Delação de Vorcaro terá políticos como alvos e poupará STF, afirmam advogados

Advogados envolvidos no caso do Banco Master afirmaram à CNN que a estratégia inicial do banqueiro Daniel Vorcaro para uma eventual delação premiada seria direcionar acusações a políticos, evitando atingir ministros do Supremo Tribunal Federal (STF). As informações são do jornalista Caio Junqueira, da CNN Brasil.
Segundo pessoas próximas ao banqueiro, três fatores sustentam esse plano.
O primeiro seria facilitar a validação do acordo pela Procuradoria-Geral da República (PGR). Avalia-se que o procurador-geral Paulo Gonet dificilmente apoiaria uma delação que envolvesse integrantes do STF, em razão de sua proximidade com ministros da Corte.
Entre eles está Alexandre de Moraes, com quem Gonet se aproximou durante o inquérito sobre a tentativa de golpe de Estado. Moraes poderia, em tese, ser citado em uma delação por causa de um contrato de R$ 129 milhões firmado entre o escritório de sua esposa e Vorcaro.
Outro motivo envolve o novo advogado do banqueiro, José Luis de Oliveira Lima, conhecido como Juca. De acordo com as fontes, ele levaria em conta suas relações pessoais com integrantes do STF e evitaria uma delação que atingisse diretamente a Corte.
Relatos indicam que Juca é próximo do ministro Dias Toffoli. O magistrado também poderia aparecer em eventual delação por causa de um negócio entre o Banco Master e um fundo que tem participação dele e de familiares.

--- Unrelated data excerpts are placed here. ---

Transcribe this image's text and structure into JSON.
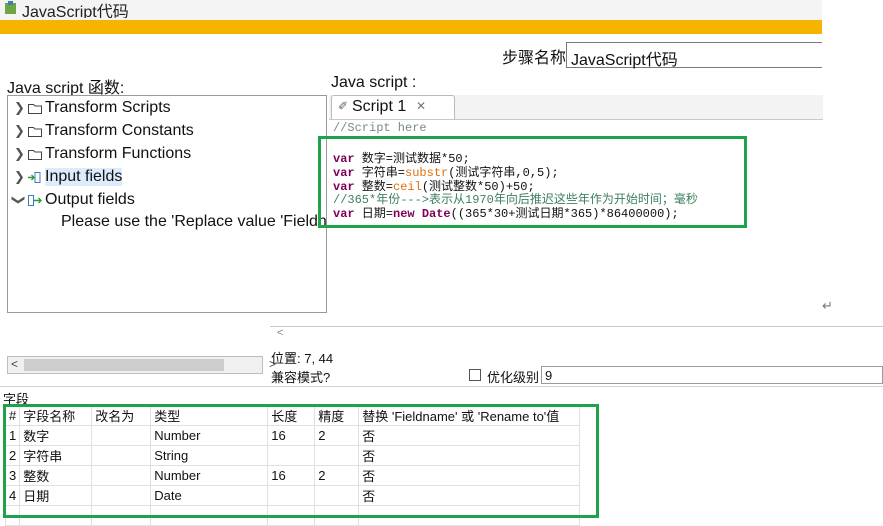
{
  "window": {
    "title": "JavaScript代码"
  },
  "step": {
    "label": "步骤名称",
    "value": "JavaScript代码"
  },
  "left_panel": {
    "title": "Java script 函数:",
    "tree": [
      {
        "label": "Transform Scripts",
        "expanded": false,
        "icon": "folder-icon"
      },
      {
        "label": "Transform Constants",
        "expanded": false,
        "icon": "folder-icon"
      },
      {
        "label": "Transform Functions",
        "expanded": false,
        "icon": "folder-icon"
      },
      {
        "label": "Input fields",
        "expanded": false,
        "icon": "input-fields-icon",
        "selected": true
      },
      {
        "label": "Output fields",
        "expanded": true,
        "icon": "output-fields-icon"
      }
    ],
    "output_child": "Please use the 'Replace value 'Fieldname'"
  },
  "editor": {
    "title": "Java script :",
    "tab": {
      "label": "Script 1",
      "close": "✕"
    },
    "lines": [
      "//Script here",
      "",
      "var 数字=测试数据*50;",
      "var 字符串=substr(测试字符串,0,5);",
      "var 整数=ceil(测试整数*50)+50;",
      "//365*年份--->表示从1970年向后推迟这些年作为开始时间；毫秒",
      "var 日期=new Date((365*30+测试日期*365)*86400000);"
    ]
  },
  "status": {
    "position_label": "位置: 7, 44",
    "compat_label": "兼容模式?",
    "optimize_label": "优化级别",
    "optimize_value": "9"
  },
  "fields": {
    "section_label": "字段",
    "headers": [
      "#",
      "字段名称",
      "改名为",
      "类型",
      "长度",
      "精度",
      "替换 'Fieldname' 或 'Rename to'值"
    ],
    "rows": [
      [
        "1",
        "数字",
        "",
        "Number",
        "16",
        "2",
        "否"
      ],
      [
        "2",
        "字符串",
        "",
        "String",
        "",
        "",
        "否"
      ],
      [
        "3",
        "整数",
        "",
        "Number",
        "16",
        "2",
        "否"
      ],
      [
        "4",
        "日期",
        "",
        "Date",
        "",
        "",
        "否"
      ]
    ]
  },
  "colors": {
    "accent_bar": "#f5b400",
    "highlight_box": "#1fa34a",
    "keyword": "#7f0055",
    "function": "#e07010",
    "comment": "#3f7f5f"
  }
}
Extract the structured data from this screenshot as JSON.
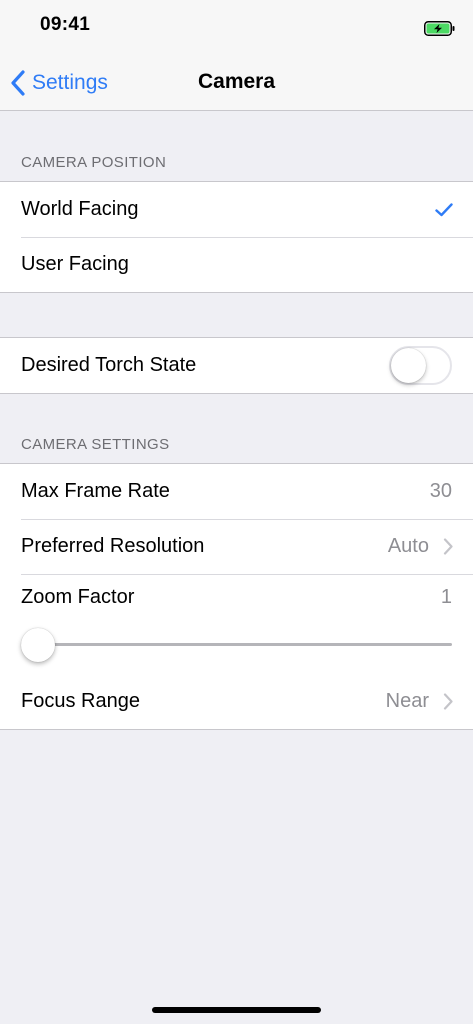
{
  "status_bar": {
    "time": "09:41",
    "battery_icon": "battery-charging-icon",
    "battery_color": "#4cd964"
  },
  "nav": {
    "back_label": "Settings",
    "title": "Camera",
    "accent_color": "#2f7cf6"
  },
  "camera_position": {
    "header": "CAMERA POSITION",
    "options": [
      {
        "label": "World Facing",
        "selected": true
      },
      {
        "label": "User Facing",
        "selected": false
      }
    ]
  },
  "torch": {
    "label": "Desired Torch State",
    "on": false
  },
  "camera_settings": {
    "header": "CAMERA SETTINGS",
    "max_frame_rate": {
      "label": "Max Frame Rate",
      "value": "30"
    },
    "preferred_resolution": {
      "label": "Preferred Resolution",
      "value": "Auto"
    },
    "zoom_factor": {
      "label": "Zoom Factor",
      "value": "1",
      "slider_fraction": 0
    },
    "focus_range": {
      "label": "Focus Range",
      "value": "Near"
    }
  }
}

O terceiro fator é considerado estratégico para a carreira de escritórios de advocacia. Delações que atingem tribunais superiores são vistas como de alto risco profissional.
A referência mais recente citada por fontes é a Operação Lava Jato, que teria perdido força quando passou a alcançar integrantes do Judiciário.
Procurado neste domingo, Juca afirmou à CNN que não comentaria o assunto.
Ele deve se reunir com Vorcaro nesta semana para iniciar as tratativas sobre a delação.
A expectativa é que o acordo trate não apenas de políticos, mas também de crimes financeiros. Juca também representa outro investigado no caso, João Carlos Mansur, fundador da Reag — empresa atualmente em liquidação e que manteve parcerias com o Banco Master em diferentes operações.
A avaliação de fontes é que Mansur também pode negociar uma delação premiada.
Outro ponto que pode aparecer no acordo envolve as relações do banco com carteiras de crédito consignado.
Entre os principais produtos do Master estava o CrediCesta, um cartão de crédito consignado com juros abaixo da média do mercado e voltado principalmente a servidores públicos.
O produto foi idealizado pelo ex-sócio de Vorcaro, Augusto Lima, e depois expandido da Bahia para outros estados. Posteriormente, Lima rompeu com o banqueiro.